Mahoney, of course, won't let Negron have the Foley outrage platform all to himself in the race. "The salacious part I have no interest in talking about, though I pray for Foley and his family and the people he involved in this," says Mahoney. "But trust in government is a genuine issue here. We need to have the Speaker [of the House] and the House leadership address this, from the perspective of parents and not politicians — and if we find out there were calculated decisions made to protect seats and power, then the chips need to fall where they may."

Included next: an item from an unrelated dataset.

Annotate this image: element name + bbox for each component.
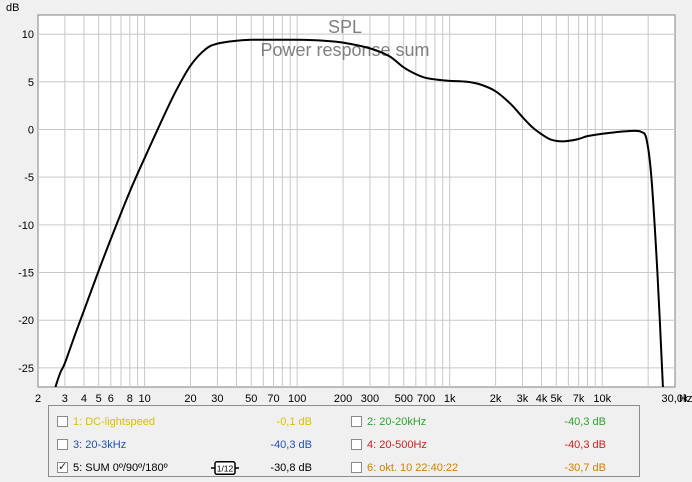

Making things worse for Negron is the fact that Mahoney, 50, of Palm Beach Gardens, Fla., is the kind of conservative Democrat whom many Republicans in the G.O.P.-leaning 16th District, which includes Palm Beach and the state's eastern Treasure Coast, can stomach more comfortably in the voting booth. Mahoney, in fact, was himself a Republican until he decided to challenge Foley last year. Born in New Jersey and raised an Irish Catholic Democrat, he became a Reagan Republican in the 1980s; his platform is heavy on economic-related issues like the growing financial struggles of small businesses in Florida. But he returned to the Democrats, he says, because of the Bush Administration and the G.O.P.'s hard turn to the right. "I realized their Republican values were not my Republican values," he says. "But I can communicate with both groups. The biggest qualification for a House candidate used to be your ability to work across the aisle and solve problems. I want to restore that."